Las debilidades estructurales se arrastran, al menos, desde 2011. Una de las principales es que el motor catalán se le haya gripado totalmente, que sea un partido que no es nada competitivo allí y sin ese espacio no puede volver a ganar en unas generales. Tiene el problema añadido de que la gestión de la crisis, a partir especialmente de 2010 y el giro que acometió Zapatero, no fue acompañado de un proceso de renovación que le permita levantar un cortafuegos entre lo que fue la gestión de entonces y la nueva etapa, sino que se mantuvo con la sucesión de Rubalcaba. Y el tercer problema fundamental es que por primera vez esa falta de renovación ha permitido que surja un partido que le ha ganado terrero en el espacio político de centro-izquierda. Esto no ocurría antes. Ni el PCE ni IU han supuesto una amenaza estructural para las bases electorales del PSOE. Ahora sin embargo sí que estamos en esa situación con Podemos. En ese contexto, la Ejecutiva Federal de los socialistas, los hombres de Sánchez en su mayoría, han destrozado cualquier estrategia de resurrección, actuando como la orquesta del Titanic, tocando bellas baladas de pactos, ora a izquierdas, ora a centro derecha, para distraer a militantes y votantes del paulatino hundimiento del socialismo español.

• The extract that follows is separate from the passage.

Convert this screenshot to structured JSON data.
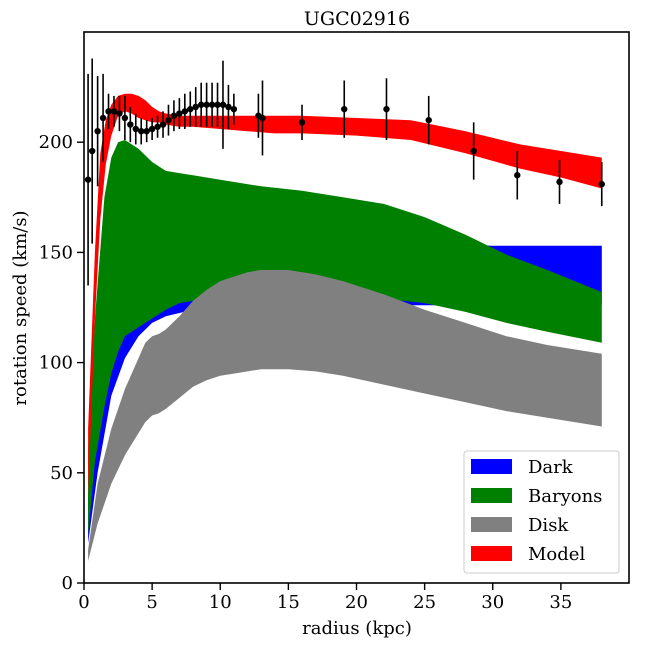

Los 'hombres de Sánchez' han destrozado cualquier estrategia de resurrección tocando bellas baladas de pactos a izquierda y a centro derecha

Este domingo, 25 de septiembre, la herida volvió a abrirse. Esta vez por el norte. Así tocaba en el calendario. Dos nuevos fracasos sonados en Galicia y País Vasco, territorios en los que no hace tanto gobernaban los socialistas. Algo impensable en estos momentos donde la actual dirección del PSOE ha logrado sumar los dos peores resultados de la historia del partido en estos territorios. Idoia Mendia, una baronesa cercana a Sánchez, se ha dejado siete escaños, ocho puntos y 86.760 votos frente a los que el PSE gozaba en la última legislatura. Cuarta fuerza. En Galicia, más de lo mismo. Cinco escaños, 3 puntos y 47.000 votos menos. Tercera fuerza. Las rácanas cifras esconden un puñal envenenado para Sánchez: en ambos territorios se confirmó el temible ‘sorpasso’ por parte de las marcas de Podemos (En Marea y Elkarrekin). En votos y escaños. Una doble argumentación difícil de sostener el próximo sábado ante los barones en el Comité Federal. Allí donde Sánchez pretende defender su idea de impulsar un gobierno alternativo para acabar con Rajoy. Otra huida hacia al abismo cuando al partido no hacen más que saltarle las costuras de norte a sur, de este a oeste.

En esas aguas turbulentas navega a la deriva un Sánchez que se dice admirador de Willy Brandt. En septiembre de 2015, el líder del PSOE aseguraba que el último libro que había leído eran las memorias del excanciller alemán. Meses después, está ante una encrucijada que le deja opciones: enfrentar nuevas elecciones -y correr el riesgo de la pasokización-, gobernar en coalición con el partido que le disputa el electorado de izquierdas (necesita que el Comité Federal le levante el veto del pasado febrero) o pactar con su tradicional antagonista político (PP). Su referente Brandt optó por la tercera en 1966, al abordar su particular disyuntiva: fue el número dos del centro derecha en un Gobierno de gran coalición. En la siguiente cita electoral, ganó y accedió a una cancillería que obraría en poder del SPD por un periodo de 13 años (1969-1982). Sánchez tiene siete días para matar o resucitar al PSOE.